The DOL recently created a Smart Phone app "Eat, Shop and Sleep" which allegedly allows users to search for places to eat, shop, and sleep, and also to review customer reviews of the entities providing those services. However, this Smart Phone app goes a little bit further in that it provides to its users (consumers) information with regard to DOL enforcement issues (i.e. health issues, safety issues, and labor law violations). It permits the user to report a company name, any health or labor law violations, and furthermore, permits the user to find out if a "company name" indicates previous Fair Labor Standards Act (FLSA) violations.

By hitting the "take action" button that permits a user to report violations to the DOL, the user is also directed to DOL contact information such as the phone numbers and office locations; a link to an online complaint form; a link to online workers' rights; and the Occupational Safety and Health Administration (OSHA) data. Obviously, the DOL thinks its Smart Phone app of "Eat, Shop and Sleep" can lead to the discovery of Wage and Hour issues.

As well, the DOL has also developed a free time sheet app that allows employees a simple way to track their hours worked and wages owed. According to DOL Secretary Hilda Solis, this application will not only "empower workers" to protect their interests but also will be "an invaluable source of information that the Wage and Hour Division can use in investigating employers who have failed to maintain accurate records." This app is compatible with iPhone, iPad, iPod Touch, and is available as a free download at the DOL site.
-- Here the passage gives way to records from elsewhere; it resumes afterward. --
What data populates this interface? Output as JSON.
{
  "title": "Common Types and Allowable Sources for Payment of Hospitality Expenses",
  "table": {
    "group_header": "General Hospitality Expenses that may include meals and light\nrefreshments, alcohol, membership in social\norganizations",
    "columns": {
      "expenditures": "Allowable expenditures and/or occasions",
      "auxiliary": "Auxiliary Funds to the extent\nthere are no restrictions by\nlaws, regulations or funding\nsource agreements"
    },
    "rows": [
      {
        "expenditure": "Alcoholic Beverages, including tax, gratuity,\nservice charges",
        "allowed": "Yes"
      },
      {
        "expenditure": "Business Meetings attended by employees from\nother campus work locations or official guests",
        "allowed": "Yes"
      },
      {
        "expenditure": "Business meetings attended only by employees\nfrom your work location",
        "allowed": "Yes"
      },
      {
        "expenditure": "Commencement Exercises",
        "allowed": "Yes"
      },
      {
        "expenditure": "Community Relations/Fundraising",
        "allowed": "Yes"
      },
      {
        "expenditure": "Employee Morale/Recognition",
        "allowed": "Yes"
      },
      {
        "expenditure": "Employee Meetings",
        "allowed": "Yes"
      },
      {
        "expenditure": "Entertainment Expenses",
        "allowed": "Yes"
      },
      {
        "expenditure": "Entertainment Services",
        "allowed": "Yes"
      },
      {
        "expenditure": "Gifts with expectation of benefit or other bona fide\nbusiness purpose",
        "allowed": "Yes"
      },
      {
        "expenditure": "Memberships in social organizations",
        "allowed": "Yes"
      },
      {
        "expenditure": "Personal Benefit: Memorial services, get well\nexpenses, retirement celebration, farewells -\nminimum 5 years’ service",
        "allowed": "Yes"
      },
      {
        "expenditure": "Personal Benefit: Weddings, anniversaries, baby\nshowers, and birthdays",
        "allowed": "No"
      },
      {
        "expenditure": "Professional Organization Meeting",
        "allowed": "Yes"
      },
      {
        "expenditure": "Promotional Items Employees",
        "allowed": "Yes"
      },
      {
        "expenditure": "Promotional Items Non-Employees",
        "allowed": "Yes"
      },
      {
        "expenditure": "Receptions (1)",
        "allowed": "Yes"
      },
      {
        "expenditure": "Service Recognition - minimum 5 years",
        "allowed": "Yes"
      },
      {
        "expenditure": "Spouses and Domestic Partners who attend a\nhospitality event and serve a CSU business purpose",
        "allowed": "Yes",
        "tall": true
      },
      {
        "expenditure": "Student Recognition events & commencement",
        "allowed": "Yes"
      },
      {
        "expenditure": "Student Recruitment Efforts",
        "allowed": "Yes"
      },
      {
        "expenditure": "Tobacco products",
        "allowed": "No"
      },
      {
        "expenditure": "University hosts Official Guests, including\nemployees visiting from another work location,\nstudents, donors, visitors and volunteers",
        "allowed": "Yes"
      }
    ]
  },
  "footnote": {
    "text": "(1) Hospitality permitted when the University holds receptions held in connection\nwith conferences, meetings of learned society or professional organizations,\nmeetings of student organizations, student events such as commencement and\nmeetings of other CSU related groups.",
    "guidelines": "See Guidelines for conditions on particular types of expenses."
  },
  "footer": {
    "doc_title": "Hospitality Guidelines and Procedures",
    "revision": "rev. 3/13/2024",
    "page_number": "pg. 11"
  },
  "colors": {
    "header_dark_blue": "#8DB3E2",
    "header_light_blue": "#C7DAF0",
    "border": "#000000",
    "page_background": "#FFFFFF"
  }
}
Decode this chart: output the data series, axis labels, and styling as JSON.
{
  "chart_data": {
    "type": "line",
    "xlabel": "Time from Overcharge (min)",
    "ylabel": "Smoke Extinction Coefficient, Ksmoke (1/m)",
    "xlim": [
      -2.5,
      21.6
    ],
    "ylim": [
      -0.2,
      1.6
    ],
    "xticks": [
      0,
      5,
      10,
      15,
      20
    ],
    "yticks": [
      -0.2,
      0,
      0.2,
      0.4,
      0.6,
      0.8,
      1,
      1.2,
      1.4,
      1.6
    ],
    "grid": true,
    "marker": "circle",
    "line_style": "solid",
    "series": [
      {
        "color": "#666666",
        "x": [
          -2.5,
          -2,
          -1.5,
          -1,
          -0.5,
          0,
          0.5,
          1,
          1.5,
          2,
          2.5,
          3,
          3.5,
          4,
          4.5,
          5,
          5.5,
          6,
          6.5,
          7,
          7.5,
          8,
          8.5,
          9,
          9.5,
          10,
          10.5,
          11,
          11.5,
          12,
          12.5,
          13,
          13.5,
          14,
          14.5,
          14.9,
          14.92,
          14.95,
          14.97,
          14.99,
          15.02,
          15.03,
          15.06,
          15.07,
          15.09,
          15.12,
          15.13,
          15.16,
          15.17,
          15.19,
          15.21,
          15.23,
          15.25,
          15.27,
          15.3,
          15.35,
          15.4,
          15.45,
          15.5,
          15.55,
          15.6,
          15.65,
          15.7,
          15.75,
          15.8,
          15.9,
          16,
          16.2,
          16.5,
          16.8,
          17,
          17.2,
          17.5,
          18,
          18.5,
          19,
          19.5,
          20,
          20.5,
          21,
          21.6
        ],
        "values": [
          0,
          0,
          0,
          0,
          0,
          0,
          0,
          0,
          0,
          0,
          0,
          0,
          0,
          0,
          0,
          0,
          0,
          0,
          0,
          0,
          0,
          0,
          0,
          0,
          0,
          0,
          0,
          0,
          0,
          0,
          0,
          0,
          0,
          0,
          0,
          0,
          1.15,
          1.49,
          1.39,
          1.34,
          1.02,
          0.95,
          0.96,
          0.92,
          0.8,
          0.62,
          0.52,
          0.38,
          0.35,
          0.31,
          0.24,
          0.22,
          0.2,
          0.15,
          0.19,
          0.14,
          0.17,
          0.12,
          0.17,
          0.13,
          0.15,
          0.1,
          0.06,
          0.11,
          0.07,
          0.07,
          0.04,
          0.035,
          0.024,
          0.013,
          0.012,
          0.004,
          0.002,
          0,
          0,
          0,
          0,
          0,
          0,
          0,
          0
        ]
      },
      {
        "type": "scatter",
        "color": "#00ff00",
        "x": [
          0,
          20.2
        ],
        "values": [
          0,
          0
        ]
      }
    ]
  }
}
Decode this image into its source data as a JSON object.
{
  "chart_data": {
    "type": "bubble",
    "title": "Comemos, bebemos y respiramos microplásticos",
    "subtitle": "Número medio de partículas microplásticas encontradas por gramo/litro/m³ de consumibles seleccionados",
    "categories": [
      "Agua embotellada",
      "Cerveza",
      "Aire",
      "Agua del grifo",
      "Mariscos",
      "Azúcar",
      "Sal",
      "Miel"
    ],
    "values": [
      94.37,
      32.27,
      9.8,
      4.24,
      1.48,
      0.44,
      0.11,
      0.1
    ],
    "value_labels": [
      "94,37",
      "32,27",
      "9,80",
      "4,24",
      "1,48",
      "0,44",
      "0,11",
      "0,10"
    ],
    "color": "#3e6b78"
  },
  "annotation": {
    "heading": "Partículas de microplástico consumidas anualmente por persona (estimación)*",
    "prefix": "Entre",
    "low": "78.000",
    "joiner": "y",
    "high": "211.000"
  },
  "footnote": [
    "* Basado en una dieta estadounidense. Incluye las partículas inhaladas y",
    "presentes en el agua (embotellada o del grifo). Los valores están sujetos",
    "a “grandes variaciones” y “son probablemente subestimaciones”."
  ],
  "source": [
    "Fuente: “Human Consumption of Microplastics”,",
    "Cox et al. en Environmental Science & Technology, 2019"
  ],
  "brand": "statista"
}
As any employer who has become embroiled in an FLSA litigation matter clearly knows, it is the responsibility of the employer to maintain, keep, track, and provide accurate and complete information with regard to an employee's hours of work and compensation. A failure to keep and provide this type of information is, in and of itself, a violation of the FLSA.

In any FLSA litigation, it is the employee's initial burden to prove that the employer had committed a violation. An employee may satisfy this burden by proving that he/she has performed work for which he/she was not compensated by producing sufficient evidence to show the amount and extent of that work as a matter of reasonable inference. Once the employee has established their initial burden, which, based on case review, is not very difficult, the burden of persuasion shifts to the employer to dispel or disprove the employee's position. Assuming, solely for purposes of discussion, that the employer's records are inaccurate or inadequate, the reasonable inferences of the employee will be accepted. One must wonder if this new DOL time sheet app may bolster an FLSA claim by an employee for a wage claim. Will a court find this type of evidence "more compelling" than records kept in a notebook? As Director Solis stated at the American Society of Safety Engineers Conference in 2009, "make no mistake, the DOL is back in the enforcement business." Certainly, the enhanced use of technology by the DOL is proof of that fact.

Obviously, the technological age provides great advances for dissemination of business information. As suggested in this article, it may also provide the DOL with a chance to further intensify their "enforcement" for FLSA violations.